Since cereal and porridge is out on Ekadasi, potatoes are usually on the menu. I have found that simply grating a couple of potatoes, adding a little salt and pepper, and then making a grated potato pancake with some ghee in a frying pan is easy, quick and yummy, three requirements for an Ekadasi breakfast. If you are feeling fancy you could sprinkle some cheese in there or on top for extra yum. A potato pancake with some ketchup makes my daughter happy which makes me happy too. If you are buying ketchup make sure that it is grain free as many brands use corn products in their ketchup.
Gauranga potatoes are an old school Ekadasi favorite, which I often make for Ekadasi dinner. Kurma Dasa’s cookbook “Great Vegetarian Dishes” has a fabulous recipe for Gauranga Potatoes that is a favorite at our house. Serve these potatoes with salad and some tomato soup for a great meal.

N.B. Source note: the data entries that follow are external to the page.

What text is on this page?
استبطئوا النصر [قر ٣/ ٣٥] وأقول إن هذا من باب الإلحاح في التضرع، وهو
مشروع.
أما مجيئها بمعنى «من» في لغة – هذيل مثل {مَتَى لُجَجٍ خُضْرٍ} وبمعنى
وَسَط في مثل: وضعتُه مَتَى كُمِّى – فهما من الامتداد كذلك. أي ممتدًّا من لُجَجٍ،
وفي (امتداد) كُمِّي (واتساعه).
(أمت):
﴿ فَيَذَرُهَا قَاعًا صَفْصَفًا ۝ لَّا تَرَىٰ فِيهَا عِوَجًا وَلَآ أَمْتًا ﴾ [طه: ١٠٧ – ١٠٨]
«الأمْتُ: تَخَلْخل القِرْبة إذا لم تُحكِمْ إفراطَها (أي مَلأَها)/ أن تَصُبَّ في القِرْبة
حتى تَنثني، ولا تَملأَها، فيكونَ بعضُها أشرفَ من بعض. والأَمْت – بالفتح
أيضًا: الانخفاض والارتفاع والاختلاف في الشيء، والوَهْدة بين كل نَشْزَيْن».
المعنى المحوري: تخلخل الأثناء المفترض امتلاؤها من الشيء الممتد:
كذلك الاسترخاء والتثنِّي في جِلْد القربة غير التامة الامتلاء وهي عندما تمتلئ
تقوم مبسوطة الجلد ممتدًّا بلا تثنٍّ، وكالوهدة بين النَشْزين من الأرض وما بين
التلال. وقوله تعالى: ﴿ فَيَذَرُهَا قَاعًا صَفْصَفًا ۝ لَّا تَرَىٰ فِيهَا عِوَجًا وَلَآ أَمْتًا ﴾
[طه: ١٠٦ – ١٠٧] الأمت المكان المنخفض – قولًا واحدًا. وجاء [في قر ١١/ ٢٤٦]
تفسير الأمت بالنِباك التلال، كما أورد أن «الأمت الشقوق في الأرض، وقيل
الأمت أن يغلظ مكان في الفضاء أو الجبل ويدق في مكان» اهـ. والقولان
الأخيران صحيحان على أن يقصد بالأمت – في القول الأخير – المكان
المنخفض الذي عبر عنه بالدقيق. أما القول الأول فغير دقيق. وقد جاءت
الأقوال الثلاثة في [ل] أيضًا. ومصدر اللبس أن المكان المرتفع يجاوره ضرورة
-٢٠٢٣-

Another Ekadasi favorite is quinoa. Quinoa is a grain substitute but is not actually a grain. You could substitute quinoa in a meal for rice and have, for example, quinoa and subji on Ekadasi. You could bake some potatoes and serve them with sautéed broccoli and cheese or whatever other toppings you enjoy. Paneer is also a wonderful ingredient for Ekadasi cooking and can be filling. Steamed vegetables are quick, easy and healthy (just make sure you aren’t using beans) and a large salad with a generous sprinkling of nuts and seeds is a good lunch option.
As far as Ekadasi desserts go, my husband made me a fabulous Ekadasi cheesecake for my birthday this year, which just happened to fall on Ekadasi. He made a nut crust with buckwheat which was actually quite delicious. Simply Wonderfuls are Ekadasi friendly cookies and thought by some to be “simply wonderful.” Many devotees also make coconut cookies by adding desiccated coconut to condensed milk with some milk powder and baking until golden on a greased cookie sheet. My mata sometimes makes honey and tahini dessert balls which are both delicious and nutritious.
As you can see, there is no reason to feel limited on Ekadasi as there is a wide variety of foods that can be cooked, offered and eaten on Ekadasi. While Ekadasi may seem like a bit of an inconvenience to some it is actually quite nice to take a break from grains periodically and it is good to sacrifice a little for Krishna.